まぁ、こうする他に選択肢は無かったのだが。
正直、今回の日本の使者は、外交については赤点しかつけようがなかった。
日本国内の情勢不安はによるものが大きいとして仕方がない事としても、そういった点を外交相手にさらけ出したらいかんですよ。
今回使者からもたらされた情報は、極論すると
「お隣に引っ越してきたんですが、困ってます。助けて下さい‼」
としか受け取りようがないのである。
国外の情報が殆んど無い状況で、情報収集を目的とした使者をノーガードで送ればそうなる。
………でだ。
そんな、相手に弱みを見せ同情を引くような交渉術はこの世界では通用しない。
自分の事情を鑑みて同情してくれるような国が一つでもあるのなら、まだ可能性はあったかもしれない。
最も、そんな国があるのなら、ベルゲン王国も苦労はしない。
弱みややさしさを見せれば、それを口実に、軒先どころか母屋までをあの手この手で狙っている奴等ばっかりだもん。
見つけた弱味につけこまない奴は愚か者。
それが、この世界の常識だ。
肉食系の国家しかいないのである。
だから、今回の日本の接触に対して、それを落ち度としてしか認識できずに、周辺三国のうち何れかは日本と敵対する方向に動くだろう。
相手の弱みに付け込むことができない。
そんな国の首脳は無能であるとされ国内外での大きな波紋を呼ぶ為、それしか手がなくなるからだ。
国内では
「こんなチャンスに動けない様な見る目の無い奴よりも、俺が舵取った方が百倍ましや!!現政権はその座を俺に渡せ!」
と言った意見が出てくる。
国外では
「こんなチャンスを指をくわえて見てるとかありえない。動けない理由があるんだろう。
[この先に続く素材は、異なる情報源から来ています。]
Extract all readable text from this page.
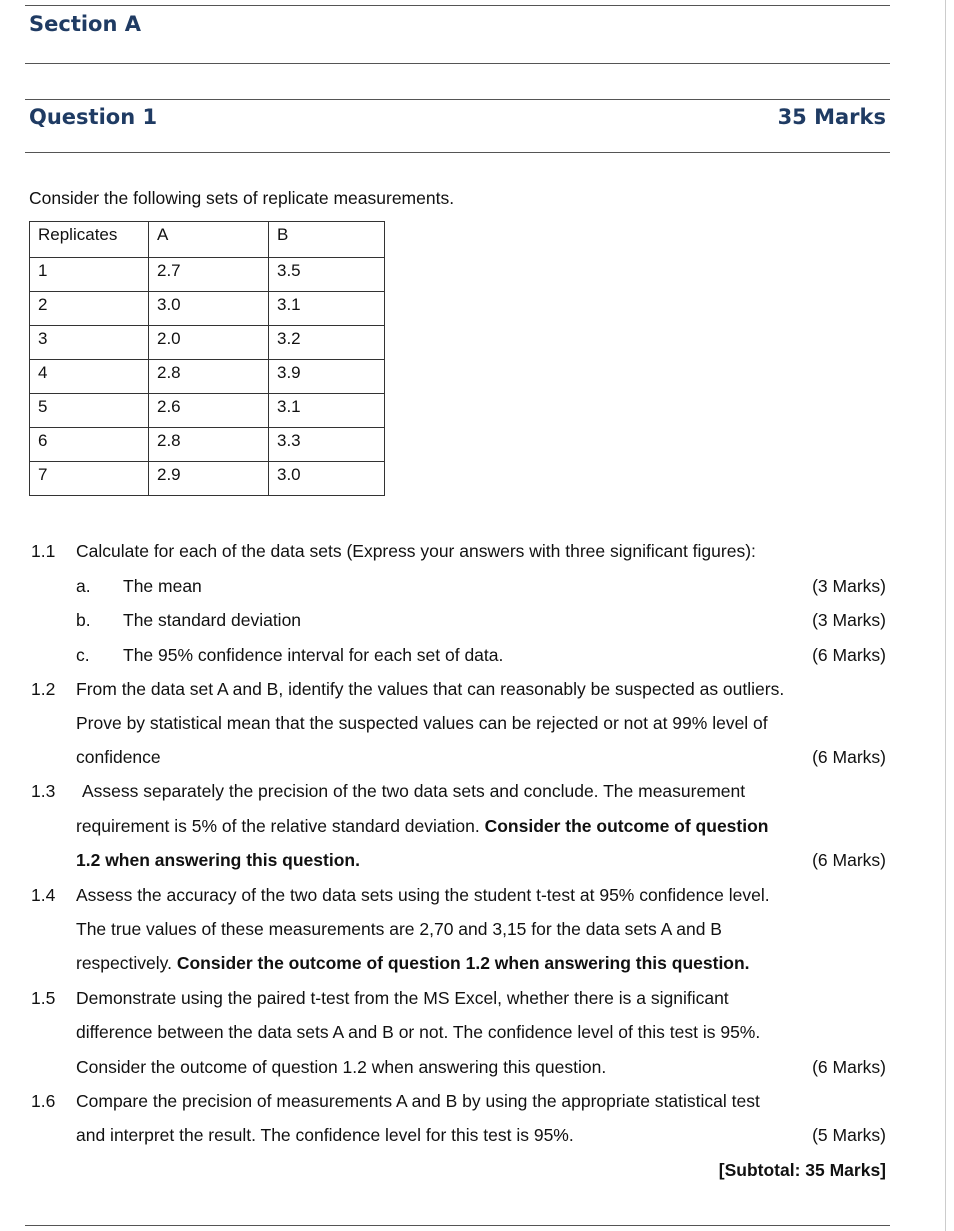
Section A
Question 1	35 Marks
Consider the following sets of replicate measurements.
Replicates	A	B
1	2.7	3.5
2	3.0	3.1
3	2.0	3.2
4	2.8	3.9
5	2.6	3.1
6	2.8	3.3
7	2.9	3.0
1.1 Calculate for each of the data sets (Express your answers with three significant figures):
a. The mean	(3 Marks)
b. The standard deviation	(3 Marks)
c. The 95% confidence interval for each set of data.	(6 Marks)
1.2 From the data set A and B, identify the values that can reasonably be suspected as outliers.
Prove by statistical mean that the suspected values can be rejected or not at 99% level of
confidence	(6 Marks)
1.3 Assess separately the precision of the two data sets and conclude. The measurement
requirement is 5% of the relative standard deviation. Consider the outcome of question
1.2 when answering this question.	(6 Marks)
1.4 Assess the accuracy of the two data sets using the student t-test at 95% confidence level.
The true values of these measurements are 2,70 and 3,15 for the data sets A and B
respectively. Consider the outcome of question 1.2 when answering this question.
1.5 Demonstrate using the paired t-test from the MS Excel, whether there is a significant
difference between the data sets A and B or not. The confidence level of this test is 95%.
Consider the outcome of question 1.2 when answering this question.	(6 Marks)
1.6 Compare the precision of measurements A and B by using the appropriate statistical test
and interpret the result. The confidence level for this test is 95%.	(5 Marks)
[Subtotal: 35 Marks]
今こそ、ぶん殴るべし!!」
と言った意見が出てくる。
意見を言うだけならば問題はないのだが、そいつらは暴力をもってその意見を通そうとする。
その暴力を止めるだけのシステムが、この世界では確立されていない。
今回使者を向かわせた先の国についての情報も、日本は掴めて居なかった。
ごくごく基本的なことも掴めていなかったんだから、世界の人間の気質なんかの可視化の難しい情報は知りようがなかっただろう。
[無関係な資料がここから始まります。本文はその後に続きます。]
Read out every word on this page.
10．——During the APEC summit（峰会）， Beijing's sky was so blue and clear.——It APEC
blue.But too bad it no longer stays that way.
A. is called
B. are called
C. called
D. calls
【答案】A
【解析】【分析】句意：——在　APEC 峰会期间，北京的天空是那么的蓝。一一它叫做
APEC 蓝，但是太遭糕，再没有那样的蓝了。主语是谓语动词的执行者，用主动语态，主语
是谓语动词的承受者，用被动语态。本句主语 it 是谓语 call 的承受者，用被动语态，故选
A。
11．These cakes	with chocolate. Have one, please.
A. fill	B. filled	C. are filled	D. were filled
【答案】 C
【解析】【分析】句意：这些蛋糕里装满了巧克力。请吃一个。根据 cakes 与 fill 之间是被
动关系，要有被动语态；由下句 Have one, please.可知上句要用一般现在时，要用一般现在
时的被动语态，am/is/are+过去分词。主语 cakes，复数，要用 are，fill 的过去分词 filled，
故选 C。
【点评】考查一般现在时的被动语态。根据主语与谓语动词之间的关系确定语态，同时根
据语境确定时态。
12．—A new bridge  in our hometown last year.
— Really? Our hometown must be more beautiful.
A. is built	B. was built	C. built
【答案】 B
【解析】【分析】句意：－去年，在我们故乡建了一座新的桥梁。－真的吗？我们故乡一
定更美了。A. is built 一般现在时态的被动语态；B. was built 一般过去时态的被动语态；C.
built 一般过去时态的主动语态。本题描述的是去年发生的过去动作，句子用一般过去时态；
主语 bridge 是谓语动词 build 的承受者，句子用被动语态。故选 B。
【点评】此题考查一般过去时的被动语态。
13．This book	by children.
以上の点から、三国………いや、我が国も含め四国とも日本に向けて、敵対的な態度を取るしか無いのだ。
しかしながら、ここで俺の元日本人としての経験が生きてくるわけだ。
戦後の日本という国は、海外進出に対して非常に慎重だ。
例えばそれが、一企業の行動であっても『海外進出』と言う言葉に、『大胆な』とかいった言葉を反射的に足したくなる。
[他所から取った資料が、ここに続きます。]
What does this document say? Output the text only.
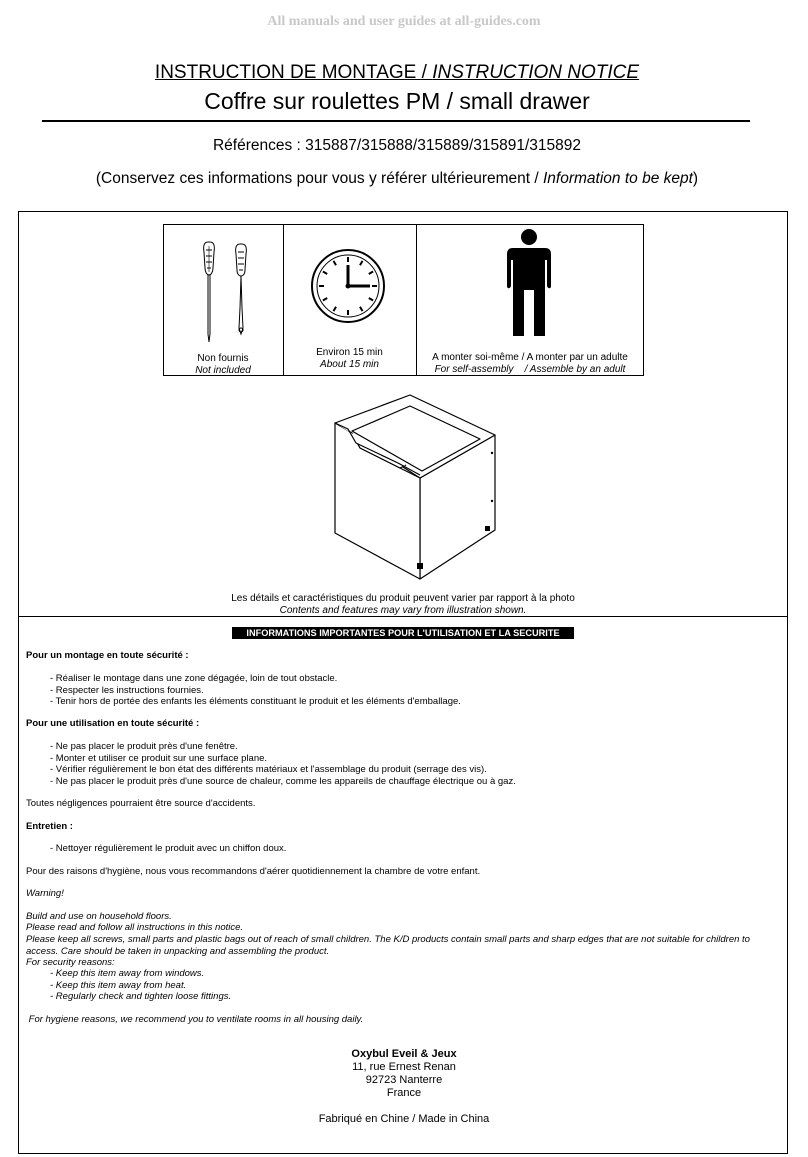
All manuals and user guides at all-guides.com
INSTRUCTION DE MONTAGE / INSTRUCTION NOTICE
Coffre sur roulettes PM / small drawer
Références : 315887/315888/315889/315891/315892
(Conservez ces informations pour vous y référer ultérieurement / Information to be kept)
Non fournis
Not included
Environ 15 min
About 15 min
A monter soi-même / A monter par un adulte
For self-assembly    / Assemble by an adult
Les détails et caractéristiques du produit peuvent varier par rapport à la photo
Contents and features may vary from illustration shown.
INFORMATIONS IMPORTANTES POUR L'UTILISATION ET LA SECURITE
Pour un montage en toute sécurité :
- Réaliser le montage dans une zone dégagée, loin de tout obstacle.
- Respecter les instructions fournies.
- Tenir hors de portée des enfants les éléments constituant le produit et les éléments d'emballage.
Pour une utilisation en toute sécurité :
- Ne pas placer le produit près d'une fenêtre.
- Monter et utiliser ce produit sur une surface plane.
- Vérifier régulièrement le bon état des différents matériaux et l'assemblage du produit (serrage des vis).
- Ne pas placer le produit près d'une source de chaleur, comme les appareils de chauffage électrique ou à gaz.
Toutes négligences pourraient être source d'accidents.
Entretien :
- Nettoyer régulièrement le produit avec un chiffon doux.
Pour des raisons d'hygiène, nous vous recommandons d'aérer quotidiennement la chambre de votre enfant.
Warning!
Build and use on household floors.
Please read and follow all instructions in this notice.
Please keep all screws, small parts and plastic bags out of reach of small children. The K/D products contain small parts and sharp edges that are not suitable for children to access. Care should be taken in unpacking and assembling the product.
For security reasons:
- Keep this item away from windows.
- Keep this item away from heat.
- Regularly check and tighten loose fittings.
For hygiene reasons, we recommend you to ventilate rooms in all housing daily.
Oxybul Eveil & Jeux
11, rue Ernest Renan
92723 Nanterre
France
Fabriqué en Chine / Made in China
それが、自分の住む国そのものの海外進出ともなると、先の大戦でのトラウマを直撃する訳だ。
勿論、それはそれで過去の手痛い失敗から学んだが故の正しい反応だ。
それが、異世界への転移なんて馬鹿げた状況でも通用するのなら。
そして同時に、外敵の動向に対して非常に敏感な側面を持っている。
今回の使者は県の手ごたえと、おそらく行っているであろう航空機による偵察から、こちら側の国々の軍事行動は筒抜けになる………。
よって、国内に対しては、何らかの軍事行動を行っているとアピールしつつ、周辺国に軍事的なスキがないとアピールしつつ、日本に向けては敵対の意思が(ガチガチに日本への侵攻準備をしている国に比べて)ないとアピールできる無敵の一手。
国境への兵力増強である。
………まぁ、実はこれ、不穏な空気が流れた時のいつも通りの対応なんだけどね。